The incidence of digitalis toxicity has declined in recent years, due to decreased use of this drug along with improved technology for monitoring of drug levels and increased awareness of drug interactions. Nevertheless, cardiac glycoside toxicity continues to be a problem in the United States because of the wide use of digoxin (a preparation of digitalis) and its narrow therapeutic window.
Digitalis is a plant-derived cardiac glycoside commonly used in the treatment of chronic heart failure (CHF), atrial fibrillation, and reentrant supraventricular tachycardia.[1, 2] Digoxin is the only available preparation of digitalis in the United States. (See Etiology and Epidemiology.)
Cardiac glycosides are found in certain flowering plants, such as oleander and lily-of-the-valley. Indigenous people in various parts of the world have used many plant extracts containing cardiac glycosides as arrow and ordeal poisons. The ancient Egyptians used squill (Urginea maritime) as a medicine. The Romans employed it as a diuretic, heart tonic, emetic, and rat poison. Digitalis, or foxglove, was mentioned in the year 1250 in the writings of Welsh physicians. Fuchsius described it botanically 300 years later and named it Digitalis purpurea.
William Withering published his classic account of foxglove and some of its medical uses in 1785, remarking upon his experience with digitalis. He recognized many of the signs of digitalis toxicity, noting, "The foxglove, when given in very large and quickly repeated doses, occasions sickness, vomiting, purging, giddiness, confused vision, objects appearing green or yellow; increased secretion of urine, slow pulses, even as low as 35 in a minute, cold sweats, convulsions, syncope, death." (See Presentation and Workup.)

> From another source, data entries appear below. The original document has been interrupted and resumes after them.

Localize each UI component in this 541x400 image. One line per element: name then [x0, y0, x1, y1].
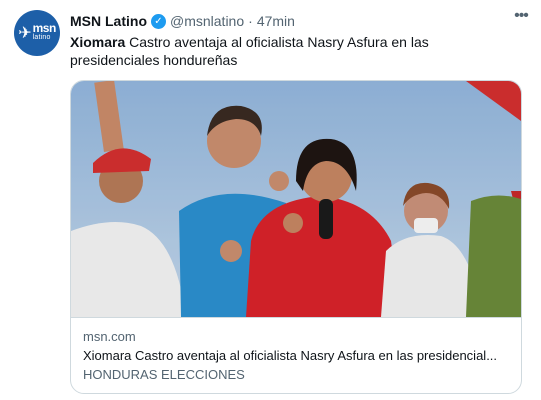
card-domain: msn.com	[83, 329, 136, 344]
tweet-timestamp[interactable]: 47min	[257, 13, 295, 29]
author-name[interactable]: MSN Latino	[70, 13, 147, 29]
card-meta[interactable]: msn.com Xiomara Castro aventaja al ofici…	[71, 317, 521, 393]
bird-logo-icon: ✈	[18, 25, 32, 42]
avatar-brand-subtext: latino	[32, 34, 51, 41]
tweet-header: MSN Latino ✓ @msnlatino · 47min	[70, 12, 529, 30]
card-photo[interactable]	[71, 81, 521, 317]
card-title: Xiomara Castro aventaja al oficialista N…	[83, 348, 498, 363]
tweet[interactable]: ✈ msn latino MSN Latino ✓ @msnlatino · 4…	[0, 0, 541, 400]
avatar-brand-text: msn	[32, 21, 57, 35]
author-handle[interactable]: @msnlatino	[170, 13, 244, 29]
verified-badge-icon: ✓	[151, 13, 166, 29]
tweet-text: Xiomara Castro aventaja al oficialista N…	[70, 33, 520, 69]
card-description: HONDURAS ELECCIONES	[83, 367, 245, 382]
header-separator: ·	[248, 13, 253, 29]
more-options-icon[interactable]: •••	[511, 8, 531, 26]
link-card[interactable]: msn.com Xiomara Castro aventaja al ofici…	[70, 80, 522, 394]
tweet-text-bold: Xiomara	[70, 34, 126, 50]
avatar-brand: msn latino	[32, 21, 57, 43]
photo-illustration	[71, 81, 521, 317]
avatar[interactable]: ✈ msn latino	[14, 10, 60, 56]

During the early 20th century, as a result of the work of Cushny, Mackenzie, Lewis, and others, the drug was gradually recognized as specific for treatment of atrial fibrillation. Only subsequently was the value of digitalis for treatment of CHF established. Cardiac glycosides enhance cardiac contractility and slow conduction through the atrioventricular (AV) junction by increasing vagal tone. (See Etiology.)
Cardiac glycoside toxicity has been known to result from ingestion of some plants, including yellow oleander (Thevetia peruviana) and foxglove, and a similar toxidrome has been associated with the use of herbal dietary supplements that contain cardiac glycosides.
Digoxin is among the top 50 prescribed drugs in the United States. In 2011, the American Association of Poison Control Centers reported 1601 single exposures to cardiac glycoside drugs. Cardiac glycosides account for 2.6% of toxic plant exposures in the United States.[6, 7] Most of these exposures are in children. (See Epidemiology.)
Digoxin-specific fragment antigen-binding (Fab) antibody fragments have contributed significantly to the improved morbidity and mortality of toxic patients since their approval in 1986 by the US Food and Drug Administration (FDA). (See Prognosis, Treatment, and Medication.)